What does FortiSIEM use to keep track of unused EPS?

Positive differences of allocated EPS and incoming EPS over all nodes

What can FortiSIEM use unused EPS for?

Bursting during attacks or event surge periods

What should the system be provisioned with to benefit from EPS bursting in FortiSIEM?

Additional computational power and storage

What is the end result of unused EPS over the course of a day in FortiSIEM?

Unused EPS accumulation

Study Notes

Upgrading a Collector in FortiSIEM

• To upgrade a collector, navigate to the Collectors page in the FortiSIEM GUI.
• Select the Upgrade action for a collector upgrade in the FortiSIEM GUI.

EPS (Events Per Second) Calculation

• FortiSIEM calculates EPS as the average number of events received per second over a 1-minute period.
• EPS stands for Events Per Second in FortiSIEM.

Guaranteed EPS

• The purpose of guaranteed EPS is to ensure that a collector can handle a certain number of events per second without dropping them.
• Guaranteed EPS is defined for a collector in the Collectors page in the FortiSIEM GUI.
• UEBA events are counted towards EPS in FortiSIEM.

EPS Bursting

• If the incoming EPS is greater than the guaranteed EPS, FortiSIEM allows for EPS bursting, which temporarily accommodates the surge in events.
• EPS bursting is a feature that helps customers avoid dropped events when incoming EPS is greater than guaranteed EPS.
• The maximum EPS bursting allowed in FortiSIEM is 3 times the guaranteed EPS.

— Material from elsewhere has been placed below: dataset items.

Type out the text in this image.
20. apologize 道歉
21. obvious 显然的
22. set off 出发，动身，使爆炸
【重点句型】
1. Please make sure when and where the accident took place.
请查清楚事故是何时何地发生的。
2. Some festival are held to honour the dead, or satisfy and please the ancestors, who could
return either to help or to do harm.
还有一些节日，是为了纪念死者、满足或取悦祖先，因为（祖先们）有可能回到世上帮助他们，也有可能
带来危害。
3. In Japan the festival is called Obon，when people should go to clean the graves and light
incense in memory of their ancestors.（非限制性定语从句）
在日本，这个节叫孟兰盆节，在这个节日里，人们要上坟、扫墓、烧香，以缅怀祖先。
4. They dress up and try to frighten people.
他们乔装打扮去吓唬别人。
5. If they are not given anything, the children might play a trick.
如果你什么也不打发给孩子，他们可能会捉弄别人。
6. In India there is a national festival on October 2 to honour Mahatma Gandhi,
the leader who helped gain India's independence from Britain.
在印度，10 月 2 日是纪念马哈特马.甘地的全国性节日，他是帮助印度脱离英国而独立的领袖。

EPS Calculation and Unused EPS

• The initial system EPS is calculated as the total licensed EPS multiplied by 0.9, minus the allocated EPS for UEBA.
• A 10% buffer is added to the initial system EPS calculation to account for fluctuations.
• Unused EPS is the difference between the guaranteed EPS and the actual EPS.
• FortiSIEM uses a token bucket to keep track of unused EPS.
• Unused EPS can be accumulated and used to handle potential event surges.
• At the end of a day, unused EPS is reset to zero.

Provisioning and Benefits

• To benefit from EPS bursting, the system should be provisioned with sufficient resources.
• The system should be provisioned to handle potential event surges in FortiSIEM.

Description

Test your knowledge on upgrading collectors one by one with this quiz. Learn how to download and install images, navigate the FortiSIEM GUI, and select the collector for upgrade. Upgrade your skills now!